# Minnii's babs @ 6 weeks



## spid (Nov 4, 2008)

Both now girls (oops!)
Finesthour LittleLola








Finesthour Littlecatess


----------



## Saikou (Apr 2, 2008)

Wow they have really grown since their last pics. Gorgeous babies, definitely chocolate box cuteness there.


----------



## colliemerles (Nov 2, 2007)

what beautiful babies, very very cute,xx


----------



## Baby Bordie (Jun 21, 2009)

There really cute!


----------



## tylow (Feb 11, 2009)

Absolutely gorgeous :001_wub:


----------



## Mollyrock (Jun 27, 2009)

Awww just look at them.... ...... how gorgeous


----------



## celicababe1986 (Jun 22, 2009)

Thats very adorable!!


----------



## messyhearts (Feb 6, 2009)

I just have to have a lilac next time! What gorgeous babes.


----------



## Taylorbaby (Jan 10, 2009)

awwwwwww soooooooo cute!


----------



## kittykat (Nov 2, 2007)

awww how adorable!
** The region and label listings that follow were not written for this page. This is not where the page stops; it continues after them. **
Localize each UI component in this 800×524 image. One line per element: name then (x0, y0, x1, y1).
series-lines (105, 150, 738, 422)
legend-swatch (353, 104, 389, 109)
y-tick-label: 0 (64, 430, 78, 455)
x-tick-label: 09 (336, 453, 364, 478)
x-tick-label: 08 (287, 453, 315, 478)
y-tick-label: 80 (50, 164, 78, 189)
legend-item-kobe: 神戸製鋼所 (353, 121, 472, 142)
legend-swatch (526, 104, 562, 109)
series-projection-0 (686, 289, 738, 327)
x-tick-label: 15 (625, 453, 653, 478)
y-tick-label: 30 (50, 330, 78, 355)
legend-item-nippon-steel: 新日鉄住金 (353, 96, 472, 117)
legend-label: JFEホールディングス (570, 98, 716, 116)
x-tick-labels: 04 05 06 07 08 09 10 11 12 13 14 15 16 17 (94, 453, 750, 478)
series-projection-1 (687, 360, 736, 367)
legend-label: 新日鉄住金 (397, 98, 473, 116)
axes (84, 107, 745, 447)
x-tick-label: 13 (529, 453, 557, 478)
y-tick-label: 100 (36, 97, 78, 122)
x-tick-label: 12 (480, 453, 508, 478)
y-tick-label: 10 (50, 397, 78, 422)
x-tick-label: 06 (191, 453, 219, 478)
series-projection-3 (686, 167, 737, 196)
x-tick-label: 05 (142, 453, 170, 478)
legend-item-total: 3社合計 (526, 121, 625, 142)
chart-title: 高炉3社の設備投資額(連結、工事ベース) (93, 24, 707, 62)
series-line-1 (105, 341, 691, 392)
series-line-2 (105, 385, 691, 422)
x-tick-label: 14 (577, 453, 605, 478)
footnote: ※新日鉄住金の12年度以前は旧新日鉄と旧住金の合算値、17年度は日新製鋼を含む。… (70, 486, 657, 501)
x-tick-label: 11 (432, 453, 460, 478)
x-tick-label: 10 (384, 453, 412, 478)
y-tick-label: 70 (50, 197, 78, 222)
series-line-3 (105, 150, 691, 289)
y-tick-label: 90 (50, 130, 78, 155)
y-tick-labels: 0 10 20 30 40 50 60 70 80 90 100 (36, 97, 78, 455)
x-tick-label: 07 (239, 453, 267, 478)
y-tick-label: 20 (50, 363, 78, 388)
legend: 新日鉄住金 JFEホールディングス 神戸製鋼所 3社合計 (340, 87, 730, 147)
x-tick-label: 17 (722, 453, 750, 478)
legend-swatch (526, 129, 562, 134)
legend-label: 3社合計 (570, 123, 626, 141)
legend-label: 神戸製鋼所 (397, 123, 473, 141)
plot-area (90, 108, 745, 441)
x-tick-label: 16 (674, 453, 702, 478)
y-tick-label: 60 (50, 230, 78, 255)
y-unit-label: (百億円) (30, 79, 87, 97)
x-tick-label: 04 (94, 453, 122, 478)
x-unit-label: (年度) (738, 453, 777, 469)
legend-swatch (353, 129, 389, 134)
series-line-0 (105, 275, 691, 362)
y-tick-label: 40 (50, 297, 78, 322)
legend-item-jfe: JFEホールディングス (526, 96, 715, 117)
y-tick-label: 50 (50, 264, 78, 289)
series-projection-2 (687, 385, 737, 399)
I want them!


----------



## ChinaBlue (Feb 3, 2008)

Oh they are so precious.


----------



## JoWDC (Jan 11, 2009)

I'm in love :001_wub: - they are both georgeous.


----------



## Indie (Nov 6, 2007)

Beautifull babies.


----------



## Jem29 (Dec 28, 2008)

Gorgeous kittens!


----------



## Gobaith (Jun 6, 2009)

Oh my goshh!!!! They are actually stunning 


Chloe x


----------



## littlekitty (May 5, 2009)

Aaww they are cuties.


----------



## Aud's_Mum (Aug 4, 2008)

*squeals* Look at little Lola!!

They are both adorable!


----------